Privacy policy

Last updated: May 9, 2026

Atrium is operated by Ridgeline Labs LLC, a Georgia limited liability company doing business as Atrium ("Atrium," "we," "us," "our"). This policy explains what we collect, why, and what control you have.

What we collect

  • Account. Email address, and a password hash held by our authentication provider. If you sign in with Google, your email and Google account ID.
  • Your content. Alcoves, marks, photos, notes, and dates that you save. Photos are stored on Amazon S3.
  • Generated artifacts. Reflections produced by Atrium from your content (Through My Eyes, View Into the Alcove, Valediction).
  • Payments. If you purchase Keepsake or Legacy, Stripe processes the transaction. We receive a Stripe customer ID, the products purchased, subscription status, and timestamps. We never see your card number.
  • Operational data. Server logs (IP, browser, paths, errors) used to run and debug the service.

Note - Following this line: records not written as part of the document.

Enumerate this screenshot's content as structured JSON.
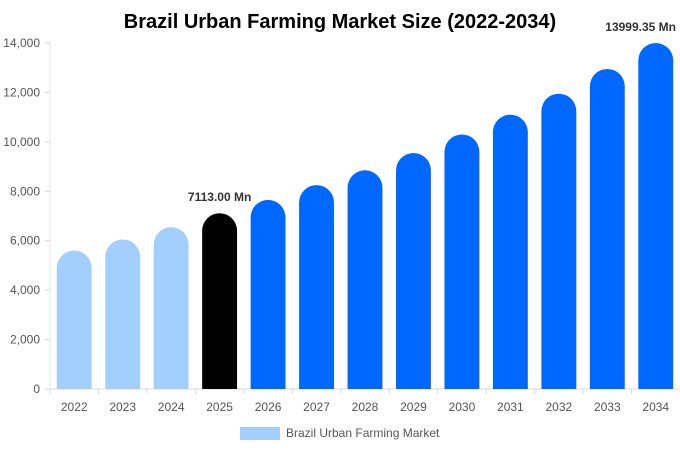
{
  "chart_data": {
    "type": "bar",
    "title": "Brazil Urban Farming Market Size (2022-2034)",
    "xlabel": "",
    "ylabel": "",
    "categories": [
      "2022",
      "2023",
      "2024",
      "2025",
      "2026",
      "2027",
      "2028",
      "2029",
      "2030",
      "2031",
      "2032",
      "2033",
      "2034"
    ],
    "series": [
      {
        "name": "Brazil Urban Farming Market",
        "values": [
          5600,
          6050,
          6550,
          7113,
          7650,
          8250,
          8850,
          9550,
          10300,
          11100,
          11950,
          12950,
          13999.35
        ]
      }
    ],
    "ylim": [
      0,
      14000
    ],
    "yticks": [
      0,
      2000,
      4000,
      6000,
      8000,
      10000,
      12000,
      14000
    ],
    "ytick_labels": [
      "0",
      "2,000",
      "4,000",
      "6,000",
      "8,000",
      "10,000",
      "12,000",
      "14,000"
    ],
    "data_labels": [
      {
        "category": "2025",
        "text": "7113.00 Mn"
      },
      {
        "category": "2034",
        "text": "13999.35 Mn"
      }
    ],
    "bar_colors": {
      "historical": "#a3cfff",
      "current": "#000000",
      "forecast": "#0068ff"
    },
    "bar_color_groups": [
      "historical",
      "historical",
      "historical",
      "current",
      "forecast",
      "forecast",
      "forecast",
      "forecast",
      "forecast",
      "forecast",
      "forecast",
      "forecast",
      "forecast"
    ],
    "grid": false,
    "legend_position": "bottom-center",
    "legend_color": "#a3cfff"
  }
}
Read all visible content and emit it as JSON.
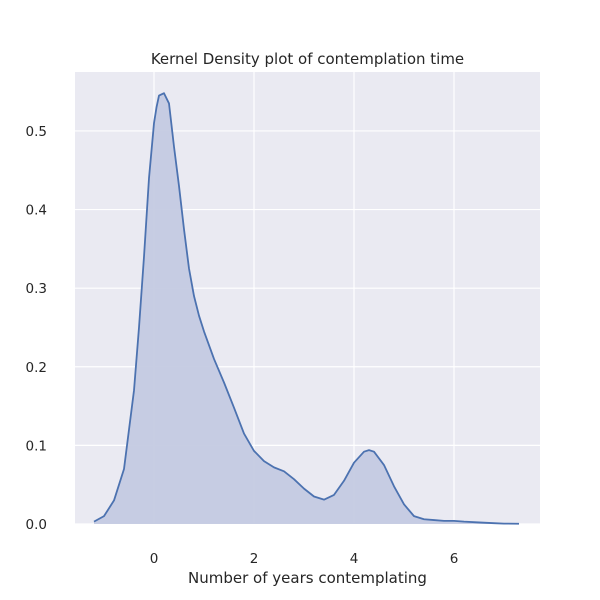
{
  "chart_data": {
    "type": "area",
    "title": "Kernel Density plot of contemplation time",
    "xlabel": "Number of years contemplating",
    "ylabel": "",
    "xlim": [
      -1.58,
      7.72
    ],
    "ylim": [
      0,
      0.575
    ],
    "xticks": [
      0,
      2,
      4,
      6
    ],
    "yticks": [
      0.0,
      0.1,
      0.2,
      0.3,
      0.4,
      0.5
    ],
    "grid": true,
    "legend": "none",
    "colors": {
      "background": "#EAEAF2",
      "grid": "#FFFFFF",
      "line": "#4C72B0",
      "fill": "#C4CAE1",
      "text": "#262626"
    },
    "series": [
      {
        "x": [
          -1.2,
          -1.0,
          -0.8,
          -0.6,
          -0.4,
          -0.3,
          -0.2,
          -0.1,
          0.0,
          0.05,
          0.1,
          0.2,
          0.3,
          0.4,
          0.5,
          0.6,
          0.7,
          0.8,
          0.9,
          1.0,
          1.2,
          1.4,
          1.6,
          1.8,
          2.0,
          2.2,
          2.4,
          2.6,
          2.8,
          3.0,
          3.2,
          3.4,
          3.6,
          3.8,
          4.0,
          4.2,
          4.3,
          4.4,
          4.6,
          4.8,
          5.0,
          5.2,
          5.4,
          5.6,
          5.8,
          6.0,
          6.2,
          6.5,
          6.8,
          7.0,
          7.3
        ],
        "y": [
          0.003,
          0.01,
          0.03,
          0.07,
          0.17,
          0.25,
          0.34,
          0.44,
          0.51,
          0.53,
          0.545,
          0.548,
          0.535,
          0.48,
          0.43,
          0.375,
          0.325,
          0.29,
          0.265,
          0.245,
          0.21,
          0.18,
          0.148,
          0.115,
          0.093,
          0.08,
          0.072,
          0.067,
          0.057,
          0.045,
          0.035,
          0.031,
          0.037,
          0.055,
          0.078,
          0.092,
          0.094,
          0.092,
          0.075,
          0.048,
          0.025,
          0.01,
          0.006,
          0.005,
          0.004,
          0.004,
          0.003,
          0.002,
          0.001,
          0.0005,
          0.0003
        ]
      }
    ]
  }
}
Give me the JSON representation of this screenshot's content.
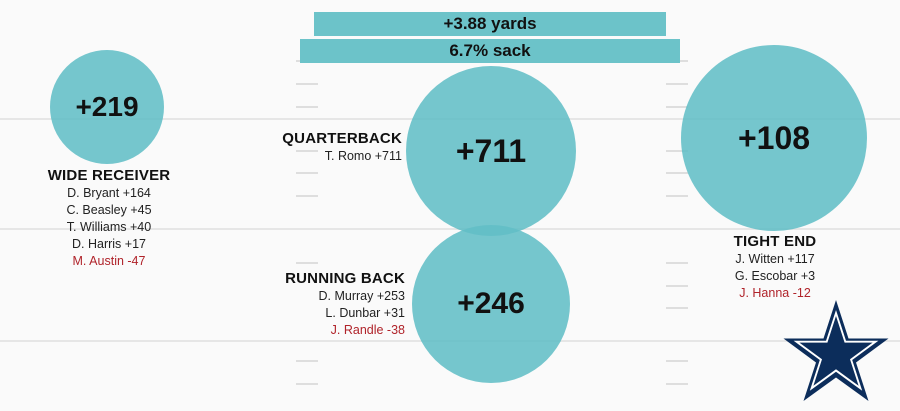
{
  "colors": {
    "circle": "#62bec6",
    "negative": "#b0232a",
    "star_navy": "#0c2d5b",
    "star_outline": "#ffffff"
  },
  "team_logo": "star-icon",
  "stats": {
    "yards": "+3.88 yards",
    "sack": "6.7% sack"
  },
  "positions": {
    "wide_receiver": {
      "title": "WIDE RECEIVER",
      "total": "+219",
      "players": [
        {
          "text": "D. Bryant +164",
          "negative": false
        },
        {
          "text": "C. Beasley +45",
          "negative": false
        },
        {
          "text": "T. Williams +40",
          "negative": false
        },
        {
          "text": "D. Harris +17",
          "negative": false
        },
        {
          "text": "M. Austin -47",
          "negative": true
        }
      ]
    },
    "quarterback": {
      "title": "QUARTERBACK",
      "total": "+711",
      "players": [
        {
          "text": "T. Romo +711",
          "negative": false
        }
      ]
    },
    "running_back": {
      "title": "RUNNING BACK",
      "total": "+246",
      "players": [
        {
          "text": "D. Murray +253",
          "negative": false
        },
        {
          "text": "L. Dunbar +31",
          "negative": false
        },
        {
          "text": "J. Randle -38",
          "negative": true
        }
      ]
    },
    "tight_end": {
      "title": "TIGHT END",
      "total": "+108",
      "players": [
        {
          "text": "J. Witten +117",
          "negative": false
        },
        {
          "text": "G. Escobar +3",
          "negative": false
        },
        {
          "text": "J. Hanna -12",
          "negative": true
        }
      ]
    }
  }
}
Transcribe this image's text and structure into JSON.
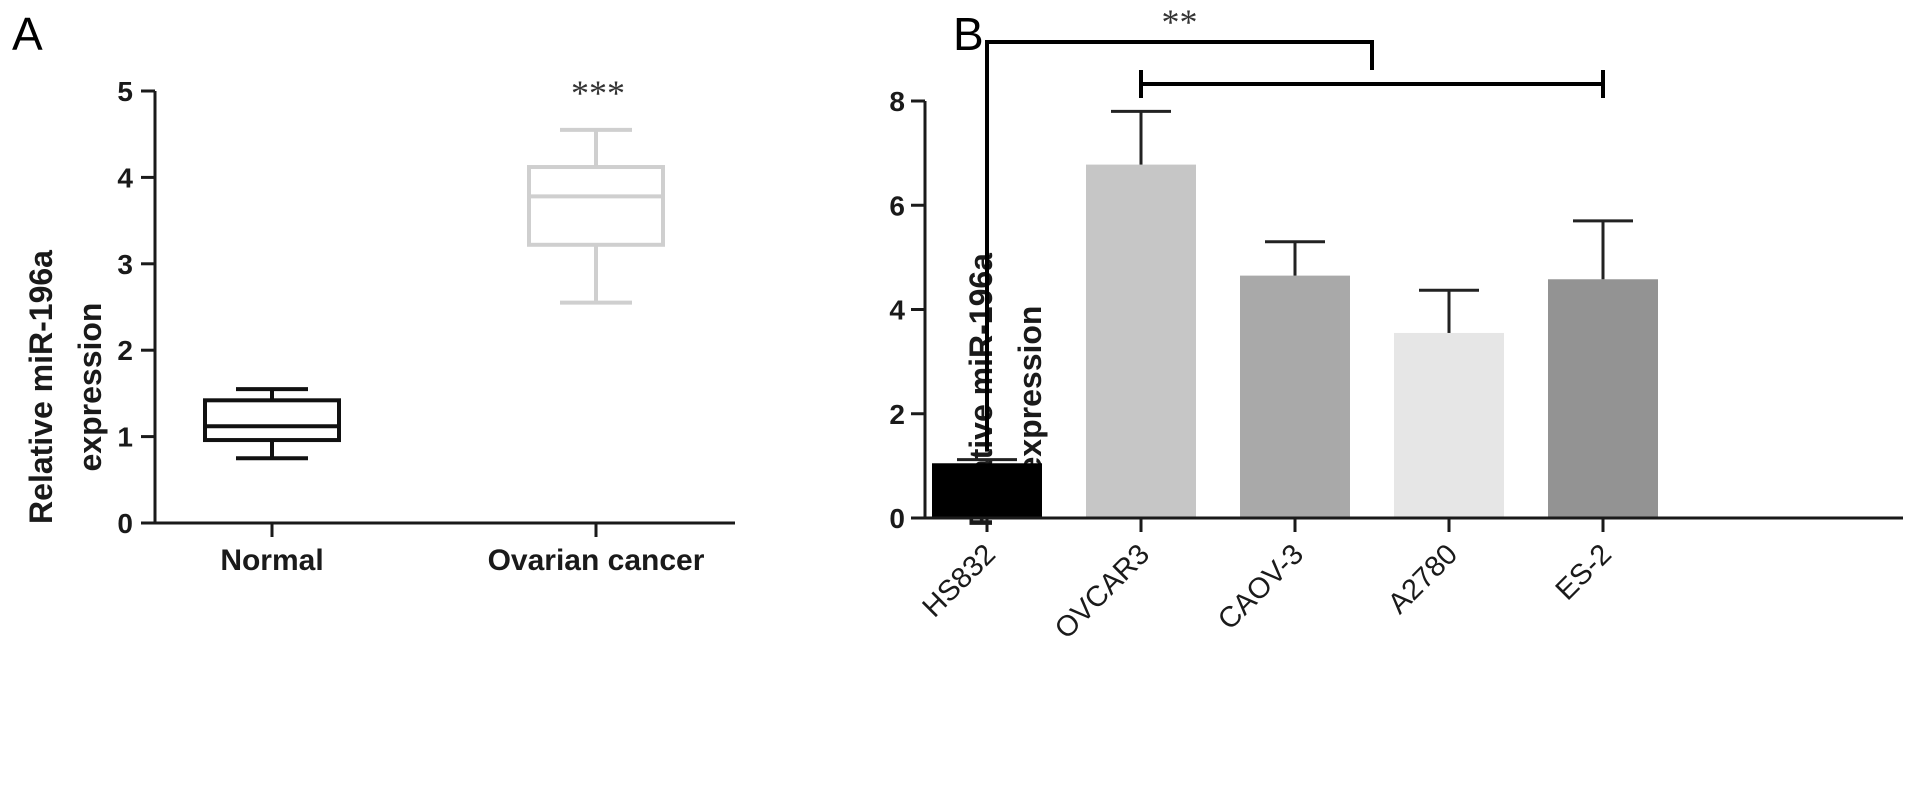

We do not run advertising trackers, sell data, or operate marketing pixels.

How we use AI

Atrium uses Claude, by Anthropic, to generate the reflections inside your alcoves. When an artifact is generated, the relevant content from that alcove is sent to Anthropic's API and the reflection is returned and stored.

We chose Anthropic deliberately. They are contractually committed not to use API content to train their models, and we make the same commitment to you: nothing you save in Atrium is used to train any AI system, ours or theirs.

How we use your data

To operate the service, generate the reflections you've signed up for, process payments, send transactional email, diagnose problems, and comply with legal obligations. Nothing else.

Subprocessors

The following companies process some portion of your data on our behalf, under contractual obligations:

Clerk (authentication), Anthropic (artifact generation), Stripe (payments), Vercel (hosting), Neon (database), Amazon Web Services (photo storage), Cloudflare (DNS), Sentry (error monitoring), Resend (email), Mapbox (reverse-geocoding photo coordinates to landmark or locality names).

Your rights

You can access, correct, export, or delete your data. If you're in the EEA, UK, or California, you have additional statutory rights under the GDPR, UK GDPR, or CCPA — including objection to processing and non-discrimination for exercising your rights.

To exercise any right, email privacy@atrium.place. We respond within 30 days.

Account deletion

When you delete your account, your sign-in is closed immediately and your alcoves and content are retained for 30 days. To recover during that window, email privacy@atrium.place and we will re-open your sign-in. After 30 days, your account is permanently erased and we send you a confirmation. Routine backups age out within 30 days after that.

Children

Atrium is not directed at children under 13 and we do not knowingly collect their data. If a child has provided personal information, email privacy@atrium.place and we will delete the account.

Changes

If we make a material change, we'll notify you by email and update the date above. Continued use after the change constitutes acceptance.

Contact

privacy@atrium.place

Ridgeline Labs LLC, a Georgia limited liability company, doing business as Atrium.